31/07/2026 15:10 - Internacionales
Die spanische Exklave Ceuta – ein kleiner Landstreifen an der nordafrikanischen Küste, der zur Europäischen Union gehört – erlebt eine der schwersten Migrationskrisen der letzten Jahre. Nach einem Urteil des spanischen Obersten Gerichtshofs, das sogenannte „heiße Rückführungen“ auf See verbietet, gelangten innerhalb von 48 Stunden mehr als 50.000 Menschen schwimmend von Marokko nach Ceuta. Die Behörden bargen 57 Leichen aus dem Meer, die meisten von ihnen junge Erwachsene zwischen 20 und 35 Jahren. Der spanische Ministerpräsident Pedro Sánchez besuchte die Region und ordnete den Einsatz der Armee zur Unterstützung von Polizei und Guardia Civil an.

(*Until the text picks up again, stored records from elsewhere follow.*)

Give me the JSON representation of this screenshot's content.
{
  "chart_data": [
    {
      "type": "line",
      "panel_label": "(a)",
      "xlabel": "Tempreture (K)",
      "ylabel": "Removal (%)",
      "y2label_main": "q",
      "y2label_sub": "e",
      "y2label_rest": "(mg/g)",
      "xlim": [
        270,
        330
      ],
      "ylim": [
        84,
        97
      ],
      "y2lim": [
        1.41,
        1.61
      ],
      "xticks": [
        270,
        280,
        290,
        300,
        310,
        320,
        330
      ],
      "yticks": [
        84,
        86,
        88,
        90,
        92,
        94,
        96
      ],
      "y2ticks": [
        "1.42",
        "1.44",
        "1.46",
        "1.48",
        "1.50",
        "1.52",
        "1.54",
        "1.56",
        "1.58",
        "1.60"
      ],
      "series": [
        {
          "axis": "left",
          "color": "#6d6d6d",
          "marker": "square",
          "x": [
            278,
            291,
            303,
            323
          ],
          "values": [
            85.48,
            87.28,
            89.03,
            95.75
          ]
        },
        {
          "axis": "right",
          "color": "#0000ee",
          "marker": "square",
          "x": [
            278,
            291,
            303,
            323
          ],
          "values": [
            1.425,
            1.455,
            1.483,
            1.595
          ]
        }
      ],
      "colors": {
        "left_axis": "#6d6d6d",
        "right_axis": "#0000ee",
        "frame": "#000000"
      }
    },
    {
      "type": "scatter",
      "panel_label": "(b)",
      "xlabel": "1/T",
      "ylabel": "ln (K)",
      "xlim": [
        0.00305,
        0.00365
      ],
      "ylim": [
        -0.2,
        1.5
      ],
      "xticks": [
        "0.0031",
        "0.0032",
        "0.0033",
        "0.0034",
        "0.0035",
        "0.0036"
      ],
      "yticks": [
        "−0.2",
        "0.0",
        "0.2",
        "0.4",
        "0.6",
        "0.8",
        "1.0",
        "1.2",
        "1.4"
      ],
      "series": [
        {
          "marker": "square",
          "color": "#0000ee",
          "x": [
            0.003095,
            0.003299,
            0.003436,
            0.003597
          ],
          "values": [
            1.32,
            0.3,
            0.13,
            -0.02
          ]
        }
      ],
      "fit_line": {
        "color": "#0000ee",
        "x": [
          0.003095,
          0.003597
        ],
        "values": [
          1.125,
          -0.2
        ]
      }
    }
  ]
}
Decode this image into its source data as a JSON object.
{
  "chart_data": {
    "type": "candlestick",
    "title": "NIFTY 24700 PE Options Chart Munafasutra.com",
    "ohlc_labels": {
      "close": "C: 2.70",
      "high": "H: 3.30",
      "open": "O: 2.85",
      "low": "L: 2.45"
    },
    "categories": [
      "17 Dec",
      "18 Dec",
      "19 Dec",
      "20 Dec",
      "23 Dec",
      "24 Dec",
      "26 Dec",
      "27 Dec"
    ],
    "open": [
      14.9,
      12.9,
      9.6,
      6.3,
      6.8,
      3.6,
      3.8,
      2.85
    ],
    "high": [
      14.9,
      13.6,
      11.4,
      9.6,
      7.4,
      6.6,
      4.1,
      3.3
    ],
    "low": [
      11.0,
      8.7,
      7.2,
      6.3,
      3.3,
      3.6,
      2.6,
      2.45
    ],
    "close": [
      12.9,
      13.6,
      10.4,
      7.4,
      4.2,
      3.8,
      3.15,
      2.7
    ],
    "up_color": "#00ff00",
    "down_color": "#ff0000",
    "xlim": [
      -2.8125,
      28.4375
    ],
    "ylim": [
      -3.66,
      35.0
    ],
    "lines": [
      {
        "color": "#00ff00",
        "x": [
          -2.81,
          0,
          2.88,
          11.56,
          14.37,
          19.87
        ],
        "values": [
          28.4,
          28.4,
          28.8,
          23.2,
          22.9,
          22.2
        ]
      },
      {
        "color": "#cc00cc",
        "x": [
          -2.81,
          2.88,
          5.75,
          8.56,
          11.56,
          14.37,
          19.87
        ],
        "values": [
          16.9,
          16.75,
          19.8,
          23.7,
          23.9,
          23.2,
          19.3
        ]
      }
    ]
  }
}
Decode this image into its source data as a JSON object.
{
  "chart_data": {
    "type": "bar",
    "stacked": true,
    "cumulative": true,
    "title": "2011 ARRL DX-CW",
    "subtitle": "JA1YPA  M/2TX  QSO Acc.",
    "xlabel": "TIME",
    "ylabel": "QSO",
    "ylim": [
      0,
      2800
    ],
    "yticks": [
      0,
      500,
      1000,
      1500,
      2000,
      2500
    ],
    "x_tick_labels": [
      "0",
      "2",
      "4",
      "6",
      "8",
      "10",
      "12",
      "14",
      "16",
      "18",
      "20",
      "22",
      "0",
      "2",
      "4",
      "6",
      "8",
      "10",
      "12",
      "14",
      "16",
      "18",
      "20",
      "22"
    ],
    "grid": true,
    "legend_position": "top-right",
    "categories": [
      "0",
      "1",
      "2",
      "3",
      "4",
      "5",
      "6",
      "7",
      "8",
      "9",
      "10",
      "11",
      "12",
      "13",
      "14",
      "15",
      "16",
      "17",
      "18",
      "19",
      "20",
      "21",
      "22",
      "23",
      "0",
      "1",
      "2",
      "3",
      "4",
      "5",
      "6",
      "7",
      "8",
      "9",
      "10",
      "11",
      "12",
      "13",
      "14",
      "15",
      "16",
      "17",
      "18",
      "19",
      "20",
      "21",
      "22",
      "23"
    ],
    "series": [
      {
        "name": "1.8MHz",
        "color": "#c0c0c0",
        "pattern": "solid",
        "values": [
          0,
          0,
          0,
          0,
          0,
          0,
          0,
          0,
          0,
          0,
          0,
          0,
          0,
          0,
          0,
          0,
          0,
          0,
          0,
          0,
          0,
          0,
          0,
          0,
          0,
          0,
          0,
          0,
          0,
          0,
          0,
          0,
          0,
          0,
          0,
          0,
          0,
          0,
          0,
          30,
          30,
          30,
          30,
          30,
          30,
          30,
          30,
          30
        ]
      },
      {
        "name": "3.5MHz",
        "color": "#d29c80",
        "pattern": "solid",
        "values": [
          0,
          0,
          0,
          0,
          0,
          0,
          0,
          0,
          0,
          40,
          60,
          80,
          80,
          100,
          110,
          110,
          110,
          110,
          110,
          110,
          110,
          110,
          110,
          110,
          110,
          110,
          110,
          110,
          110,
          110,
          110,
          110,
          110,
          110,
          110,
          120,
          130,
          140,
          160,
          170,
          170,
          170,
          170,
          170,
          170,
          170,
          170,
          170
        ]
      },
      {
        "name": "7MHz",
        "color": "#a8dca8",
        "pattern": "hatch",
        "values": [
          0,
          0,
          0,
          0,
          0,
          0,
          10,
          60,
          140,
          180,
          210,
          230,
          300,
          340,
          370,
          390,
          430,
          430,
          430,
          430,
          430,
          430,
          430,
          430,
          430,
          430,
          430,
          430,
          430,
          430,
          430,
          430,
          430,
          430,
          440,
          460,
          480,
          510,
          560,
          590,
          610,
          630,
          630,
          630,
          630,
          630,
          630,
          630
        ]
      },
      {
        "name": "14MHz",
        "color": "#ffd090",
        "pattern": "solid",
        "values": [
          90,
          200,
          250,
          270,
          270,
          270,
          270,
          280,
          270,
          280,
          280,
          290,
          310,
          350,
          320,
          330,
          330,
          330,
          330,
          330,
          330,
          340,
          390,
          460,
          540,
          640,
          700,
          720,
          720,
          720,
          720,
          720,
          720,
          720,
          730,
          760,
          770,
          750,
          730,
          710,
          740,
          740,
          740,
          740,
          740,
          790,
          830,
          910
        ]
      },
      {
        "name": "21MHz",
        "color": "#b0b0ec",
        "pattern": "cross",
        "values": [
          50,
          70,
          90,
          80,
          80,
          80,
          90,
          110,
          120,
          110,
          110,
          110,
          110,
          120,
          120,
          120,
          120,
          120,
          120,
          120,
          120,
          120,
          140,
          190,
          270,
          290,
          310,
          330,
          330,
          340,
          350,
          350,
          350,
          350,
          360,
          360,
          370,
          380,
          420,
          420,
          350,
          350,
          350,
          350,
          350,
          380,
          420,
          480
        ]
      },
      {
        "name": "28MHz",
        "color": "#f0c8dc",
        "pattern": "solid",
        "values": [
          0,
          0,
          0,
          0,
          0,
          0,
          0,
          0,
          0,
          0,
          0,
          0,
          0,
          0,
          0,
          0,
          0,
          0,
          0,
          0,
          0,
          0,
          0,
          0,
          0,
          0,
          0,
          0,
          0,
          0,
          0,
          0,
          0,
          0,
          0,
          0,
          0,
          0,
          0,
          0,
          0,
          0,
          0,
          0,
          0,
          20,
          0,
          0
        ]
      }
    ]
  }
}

Am 31. Juli 2026 ordnete das italienische Innenministerium unter Matteo Piantedosi die Wiedereinführung von Kontrollen an Häfen und Flughäfen für Reisen aus Spanien an. Dies bedeutet eine vorübergehende Aussetzung des Schengen-Abkommens, das normalerweise die freie Personenfreizügigkeit innerhalb der EU garantiert. Ministerpräsidentin Giorgia Meloni will so verhindern, dass die Krise auf Italien übergreift. Auch Finnland hat seine Unterstützung für diesen Schritt signalisiert.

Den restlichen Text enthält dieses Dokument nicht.